Coal-black death overwhelms Soma villages

Coal-black death overwhelms Soma villages

Gülden AYDIN

Hundreds of men and women are in grief in front of the house of Tuncay Şahin, a father of four, who was brought out dead. Some 15,000 miners work at the facilities in Soma. HÜRRİYET photo, Levent KULU

We arrived at the Soma Kömür İşletmeleri facility at 2.30 a.m. Ambulances were passing by with their sirens. The state was there with all its might. Aid tents, trucks full of water and food, firefighters, the gendarmerie, the police… Thousands of men and women were waiting there, standing. The tired laments of mothers had come to an end. All eyes were on the stretchers that would come out of the mouth of the deadly mine.

The large crowd moved forward to the bodies that came out every now and then.

“Open the face,” they told the officials.

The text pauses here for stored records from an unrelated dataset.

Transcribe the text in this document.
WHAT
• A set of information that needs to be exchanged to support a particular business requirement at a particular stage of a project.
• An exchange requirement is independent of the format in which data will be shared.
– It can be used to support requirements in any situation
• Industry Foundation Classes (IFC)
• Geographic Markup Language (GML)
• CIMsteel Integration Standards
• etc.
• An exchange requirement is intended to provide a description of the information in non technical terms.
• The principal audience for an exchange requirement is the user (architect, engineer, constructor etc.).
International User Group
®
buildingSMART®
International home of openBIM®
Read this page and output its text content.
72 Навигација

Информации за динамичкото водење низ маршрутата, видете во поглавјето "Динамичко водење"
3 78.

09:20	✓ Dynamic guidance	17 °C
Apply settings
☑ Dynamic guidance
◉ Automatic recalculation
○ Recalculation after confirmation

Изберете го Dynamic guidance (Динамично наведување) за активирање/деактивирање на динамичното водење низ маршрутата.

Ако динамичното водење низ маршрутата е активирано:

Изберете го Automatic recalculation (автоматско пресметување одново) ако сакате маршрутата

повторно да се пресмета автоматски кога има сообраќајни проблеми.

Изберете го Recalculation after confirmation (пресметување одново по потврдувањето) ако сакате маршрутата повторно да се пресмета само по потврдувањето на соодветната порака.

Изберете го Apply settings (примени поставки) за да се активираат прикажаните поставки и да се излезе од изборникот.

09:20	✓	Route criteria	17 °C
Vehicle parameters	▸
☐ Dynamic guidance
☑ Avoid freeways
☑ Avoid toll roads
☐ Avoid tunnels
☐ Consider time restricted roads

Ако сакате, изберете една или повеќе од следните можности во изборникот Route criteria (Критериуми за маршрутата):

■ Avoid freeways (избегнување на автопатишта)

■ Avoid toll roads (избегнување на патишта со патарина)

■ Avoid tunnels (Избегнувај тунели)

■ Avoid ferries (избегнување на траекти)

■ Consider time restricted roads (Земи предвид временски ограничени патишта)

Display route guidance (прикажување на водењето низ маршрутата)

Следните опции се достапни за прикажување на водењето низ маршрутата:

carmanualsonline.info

Their young and beautiful faces were stained with blood from their noses and eyes. Muddy miner boots were on their feet. The wails of the mothers would tear your heart out.

Adalet was exhausted. She was talking to herself, beating her lap. “No, it’s not my Cengiz. He will come out,” she said.

The smoke had got thicker by 4.30 a.m. and search and rescue work was halted. The relatives of miners were all standing still. The body of Cengiz, Adalet’s 34-year-old sweetheart, would come to light only in the afternoon on the same day.

They lie in darkness


The stretchers started to emerge one after another in the morning. The search and rescue teams were from the three mines in the area and their friends from the neighboring province of Kütahya.

“There weren’t enough oxygen masks. Friends were fainting from the lack of air. We had to come out without taking out our friends. The ones you see are those from the upper [parts of the mine]. We think 300 to 500 friends were there,” said one miner who had got out.  

Zone of mourning

Some 15,000 miners work at the facilities in Soma, a large proportion of the town population. The miner population in nearby Kırkağaç is also high. The town of Kınık sacrificed 85 sons, while 11 from the village of Köseler and 11 from Elmadere (three have not been found yet) also perished.

The Fatih neighborhood of Kınık was also mourning. Hundreds of men and women are in grief. The body of Tuncay Şahin, 38, a father of four, was brought out. His wife was crying on the shoulder of hundreds of other women in the court of the house. One cannot stand it.

This is mass murder: Workers


“We are all miners, most of us work at that mine,” said the mourning men. ”I have been working at that mine for five years for 55 liras per day,” said Erkan, 25. “I escaped with two seconds only. We searched for our friends for 24 hours.”

There are no precautions at the mine, he said. “No shelters. You have to crawl in the galleries. There is no maintenance, only production.”

Then Ersan, 35, spoke. “A fire broke out. Four power units of 6,000 volts could not carry the load of working 24/7. The power units should have been halted but they were used for more coal. The coal caught fire because of sparks. My friends suffocated from the smoke,” he said.

Retired miner Mahmut Akın, 62, said that during his service the mine belonged to the state and there were no subcontractors. “Such a massacre has not happened for years. This is mass murder. The people who have died are between the ages of 25 and 35,” he said.

Village waiting for bodies

Köseler, a poor village with no farm land, is 80 kilometers from the mine. Mining is the village’s sole source of income. Husbands and sons in the village have lost their lives at the mine, to which they used to travel for four hours every day in three shifts.

Villagers in Kırkağaç were also mourning. They were waiting for more bodies. Identification was not over. Men were gathered at the village square for condolences.

Some 115 out of 130 households there are involved in mining, said local İbrahim Köseler. “I only escaped as I was on my annual leave,” he said.